Photographer Rachel Cobb has been recording the impact of this force of nature in Provence for more than 20 years
France’s most famous wind, the mistral, funnels down the Rhône Valley, occasionally gusting to hurricane strength.
Over the past 40 years, American photographer Rachel Cobb has regularly visited, and lived in, Provence where she experienced first-hand what it is like to endure the mistral.
Photographing the impact of this relentless force of nature on life in Provence has been Rachel’s mission for two decades. As she became sensitive to the rhythms and effects of the mistral, she realised it was not just a weather phenomenon, it was an integral part of the fabric of Provençal life, impacting its architecture, agriculture, landscape and culture.

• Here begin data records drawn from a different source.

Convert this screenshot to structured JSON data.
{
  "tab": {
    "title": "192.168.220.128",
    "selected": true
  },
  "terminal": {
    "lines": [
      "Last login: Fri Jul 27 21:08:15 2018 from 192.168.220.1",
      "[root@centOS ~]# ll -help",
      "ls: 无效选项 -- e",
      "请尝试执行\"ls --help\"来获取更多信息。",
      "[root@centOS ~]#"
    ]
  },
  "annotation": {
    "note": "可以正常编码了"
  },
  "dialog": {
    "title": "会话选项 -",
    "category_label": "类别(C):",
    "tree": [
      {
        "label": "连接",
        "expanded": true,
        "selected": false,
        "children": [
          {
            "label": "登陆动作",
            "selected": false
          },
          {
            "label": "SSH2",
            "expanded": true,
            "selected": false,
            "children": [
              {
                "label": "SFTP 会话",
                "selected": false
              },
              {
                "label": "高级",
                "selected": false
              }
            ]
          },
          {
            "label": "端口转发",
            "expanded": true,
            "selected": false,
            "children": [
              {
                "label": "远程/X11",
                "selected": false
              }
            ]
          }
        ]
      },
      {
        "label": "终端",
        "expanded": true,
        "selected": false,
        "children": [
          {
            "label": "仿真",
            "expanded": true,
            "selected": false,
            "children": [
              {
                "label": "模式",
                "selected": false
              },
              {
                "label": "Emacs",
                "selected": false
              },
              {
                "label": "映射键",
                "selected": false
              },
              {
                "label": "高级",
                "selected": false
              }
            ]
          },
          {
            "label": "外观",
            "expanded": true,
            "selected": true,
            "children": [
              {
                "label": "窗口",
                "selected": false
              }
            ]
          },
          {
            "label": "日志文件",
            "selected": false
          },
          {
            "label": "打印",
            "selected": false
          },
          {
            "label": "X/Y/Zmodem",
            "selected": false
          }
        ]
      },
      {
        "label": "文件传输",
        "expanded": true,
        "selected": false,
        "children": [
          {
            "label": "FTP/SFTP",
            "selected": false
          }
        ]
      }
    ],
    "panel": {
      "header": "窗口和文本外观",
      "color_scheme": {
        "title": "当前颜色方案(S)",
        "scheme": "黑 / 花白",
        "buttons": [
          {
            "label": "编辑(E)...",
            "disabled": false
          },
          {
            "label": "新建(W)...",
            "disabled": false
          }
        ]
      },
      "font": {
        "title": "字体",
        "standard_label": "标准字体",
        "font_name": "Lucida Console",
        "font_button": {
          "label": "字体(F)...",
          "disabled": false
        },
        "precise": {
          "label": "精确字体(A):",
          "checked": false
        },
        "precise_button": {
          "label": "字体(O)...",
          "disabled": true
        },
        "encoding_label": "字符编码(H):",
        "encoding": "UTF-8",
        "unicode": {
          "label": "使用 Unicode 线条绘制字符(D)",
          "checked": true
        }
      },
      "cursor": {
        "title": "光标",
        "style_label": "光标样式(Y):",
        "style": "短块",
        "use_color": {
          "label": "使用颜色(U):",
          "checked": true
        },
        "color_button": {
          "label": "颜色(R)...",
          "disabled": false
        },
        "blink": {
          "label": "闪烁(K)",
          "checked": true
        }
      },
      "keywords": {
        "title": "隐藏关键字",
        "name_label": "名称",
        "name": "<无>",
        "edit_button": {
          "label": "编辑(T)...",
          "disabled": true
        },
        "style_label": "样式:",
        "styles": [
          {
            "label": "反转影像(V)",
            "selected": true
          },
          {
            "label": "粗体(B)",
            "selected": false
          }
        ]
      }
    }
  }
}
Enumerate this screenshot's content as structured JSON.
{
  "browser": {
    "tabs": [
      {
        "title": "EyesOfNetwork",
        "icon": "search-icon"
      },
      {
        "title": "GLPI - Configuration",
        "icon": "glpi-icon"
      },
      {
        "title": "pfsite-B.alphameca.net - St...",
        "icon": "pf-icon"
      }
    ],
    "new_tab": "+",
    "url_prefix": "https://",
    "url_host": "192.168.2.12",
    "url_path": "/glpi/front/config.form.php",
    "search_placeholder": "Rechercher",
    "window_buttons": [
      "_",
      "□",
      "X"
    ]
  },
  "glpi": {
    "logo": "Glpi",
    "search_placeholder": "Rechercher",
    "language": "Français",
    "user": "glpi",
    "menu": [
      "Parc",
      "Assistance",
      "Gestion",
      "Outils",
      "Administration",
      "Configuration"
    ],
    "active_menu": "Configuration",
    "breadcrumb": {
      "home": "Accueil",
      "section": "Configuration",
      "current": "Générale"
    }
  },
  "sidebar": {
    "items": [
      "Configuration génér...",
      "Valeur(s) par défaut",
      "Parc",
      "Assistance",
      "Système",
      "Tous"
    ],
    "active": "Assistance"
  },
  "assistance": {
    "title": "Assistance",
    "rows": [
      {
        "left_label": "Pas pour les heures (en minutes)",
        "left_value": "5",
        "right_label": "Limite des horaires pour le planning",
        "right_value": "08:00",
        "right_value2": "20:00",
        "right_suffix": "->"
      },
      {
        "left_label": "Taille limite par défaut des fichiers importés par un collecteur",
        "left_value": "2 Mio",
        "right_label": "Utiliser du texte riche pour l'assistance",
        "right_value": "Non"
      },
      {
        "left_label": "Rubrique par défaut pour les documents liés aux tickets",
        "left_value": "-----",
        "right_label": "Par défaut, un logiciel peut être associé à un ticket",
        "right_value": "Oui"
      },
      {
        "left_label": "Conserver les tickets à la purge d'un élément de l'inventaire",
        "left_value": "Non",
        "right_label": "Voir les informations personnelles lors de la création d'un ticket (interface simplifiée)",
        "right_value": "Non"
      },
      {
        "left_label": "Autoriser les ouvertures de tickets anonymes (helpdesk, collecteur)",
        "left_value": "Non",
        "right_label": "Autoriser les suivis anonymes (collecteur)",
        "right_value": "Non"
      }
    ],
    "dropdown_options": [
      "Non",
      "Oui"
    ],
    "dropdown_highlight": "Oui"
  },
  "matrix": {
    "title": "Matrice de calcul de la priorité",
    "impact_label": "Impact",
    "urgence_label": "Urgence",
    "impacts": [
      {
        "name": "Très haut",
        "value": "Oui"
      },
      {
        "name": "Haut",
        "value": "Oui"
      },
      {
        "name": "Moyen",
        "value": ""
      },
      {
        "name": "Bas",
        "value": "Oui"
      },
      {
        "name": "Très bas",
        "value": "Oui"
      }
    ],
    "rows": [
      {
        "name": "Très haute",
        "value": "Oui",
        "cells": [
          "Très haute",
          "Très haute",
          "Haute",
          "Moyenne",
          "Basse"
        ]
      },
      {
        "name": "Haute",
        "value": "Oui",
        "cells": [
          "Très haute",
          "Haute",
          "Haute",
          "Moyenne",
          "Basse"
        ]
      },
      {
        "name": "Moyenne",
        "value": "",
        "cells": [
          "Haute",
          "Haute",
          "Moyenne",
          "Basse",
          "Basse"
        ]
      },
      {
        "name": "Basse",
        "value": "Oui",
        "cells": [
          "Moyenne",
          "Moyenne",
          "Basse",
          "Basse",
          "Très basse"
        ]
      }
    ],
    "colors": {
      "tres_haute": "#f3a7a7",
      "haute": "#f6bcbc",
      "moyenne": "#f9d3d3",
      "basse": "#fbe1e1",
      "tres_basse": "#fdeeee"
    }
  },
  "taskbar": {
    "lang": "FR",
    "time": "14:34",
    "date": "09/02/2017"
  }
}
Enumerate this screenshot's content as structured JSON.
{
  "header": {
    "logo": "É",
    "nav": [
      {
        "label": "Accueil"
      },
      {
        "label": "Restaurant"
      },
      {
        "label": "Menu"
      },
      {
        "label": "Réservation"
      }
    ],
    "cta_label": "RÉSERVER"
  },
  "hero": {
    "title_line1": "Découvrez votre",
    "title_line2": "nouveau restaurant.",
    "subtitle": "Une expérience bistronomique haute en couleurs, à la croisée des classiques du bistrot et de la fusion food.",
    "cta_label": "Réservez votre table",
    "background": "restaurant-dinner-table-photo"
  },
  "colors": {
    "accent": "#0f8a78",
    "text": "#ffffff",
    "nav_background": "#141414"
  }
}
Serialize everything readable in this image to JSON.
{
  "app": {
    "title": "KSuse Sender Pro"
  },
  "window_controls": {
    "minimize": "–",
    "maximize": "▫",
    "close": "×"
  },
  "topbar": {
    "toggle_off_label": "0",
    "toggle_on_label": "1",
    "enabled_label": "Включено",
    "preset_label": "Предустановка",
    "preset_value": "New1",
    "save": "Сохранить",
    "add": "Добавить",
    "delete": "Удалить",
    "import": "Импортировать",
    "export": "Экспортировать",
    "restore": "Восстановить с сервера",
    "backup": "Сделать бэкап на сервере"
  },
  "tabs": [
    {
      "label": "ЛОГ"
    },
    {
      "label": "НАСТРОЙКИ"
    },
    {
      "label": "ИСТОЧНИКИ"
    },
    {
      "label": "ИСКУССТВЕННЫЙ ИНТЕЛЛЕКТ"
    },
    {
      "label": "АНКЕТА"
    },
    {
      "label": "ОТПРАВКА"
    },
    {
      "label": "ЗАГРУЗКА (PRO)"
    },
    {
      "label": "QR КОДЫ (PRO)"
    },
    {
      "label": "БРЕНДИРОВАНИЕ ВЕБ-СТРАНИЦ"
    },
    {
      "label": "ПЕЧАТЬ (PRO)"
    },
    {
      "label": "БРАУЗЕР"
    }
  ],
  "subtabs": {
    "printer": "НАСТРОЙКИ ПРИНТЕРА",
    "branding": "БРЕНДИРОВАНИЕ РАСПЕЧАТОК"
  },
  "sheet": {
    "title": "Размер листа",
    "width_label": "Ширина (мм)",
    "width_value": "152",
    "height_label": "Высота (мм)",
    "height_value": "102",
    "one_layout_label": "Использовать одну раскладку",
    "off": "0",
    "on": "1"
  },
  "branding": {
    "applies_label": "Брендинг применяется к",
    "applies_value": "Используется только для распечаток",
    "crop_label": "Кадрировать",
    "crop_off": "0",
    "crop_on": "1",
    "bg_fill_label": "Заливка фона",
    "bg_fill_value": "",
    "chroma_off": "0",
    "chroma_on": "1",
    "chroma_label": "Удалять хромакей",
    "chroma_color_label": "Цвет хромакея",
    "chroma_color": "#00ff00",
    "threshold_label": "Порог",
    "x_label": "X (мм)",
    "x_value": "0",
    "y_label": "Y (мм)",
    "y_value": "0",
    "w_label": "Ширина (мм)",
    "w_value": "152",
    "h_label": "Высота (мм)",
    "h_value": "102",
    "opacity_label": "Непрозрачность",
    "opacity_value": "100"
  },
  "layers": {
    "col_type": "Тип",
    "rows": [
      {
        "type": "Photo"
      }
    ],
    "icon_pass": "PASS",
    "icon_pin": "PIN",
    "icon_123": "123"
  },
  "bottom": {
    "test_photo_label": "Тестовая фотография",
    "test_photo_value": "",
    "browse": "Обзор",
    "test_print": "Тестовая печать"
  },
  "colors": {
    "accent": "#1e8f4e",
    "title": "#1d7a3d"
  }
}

She says: “I first stepped foot in Provence at age 13, before Peter Mayle put the region on the international map.
“Back then, the village we visited regularly did not even have street lights or a bakery. On nights when the mistral blew, I would lie awake and listen to it howl down the chimney, making the flue bang in fits and starts.
“Everybody else complained about it, but I loved it. Many people associate the sound of cicadas in the heat with Provence, but for me it’s the wind. The way it sounds, the way it makes everything come alive and dance – trees, flowers, scarves. The mistral is like an invisible spirit moving over the region’s rugged beauty.”
A hundred images from Rachel’s long-term project documenting the ‘devil mistral’ were published last year in her critically-acclaimed monograph: Mistral: The Legendary Wind of Provence (Damiani).
The book includes a personal essay by Rachel, who lives in New York, reflecting on how she became enraptured by wind and the challenges of trying to photograph the illusive mistral. She describes pursuing a shepherd on a nearby mountain whose sheep were scattered by the mistral, the sound of their bells dancing away.
Mistral also features an excerpt from writer Paul Auster’s Winter Journal about the months he spent enduring ‘the violence of the mistrals’ in Provence. In addition, Rachel draws from the writings of Émile Zola, Jean Giono, Frédéric Mistral, Lawrence Durrell and others whose work references the famous wind.
Folia Gallery in Rue de L’Abbaye, Paris is mounting an exhibition featuring large scale prints of images from the book which will open on 26 June and remain on view until 13 July, 2019.
An opening reception and book signing event is taking place on 26 June at 6.30pm.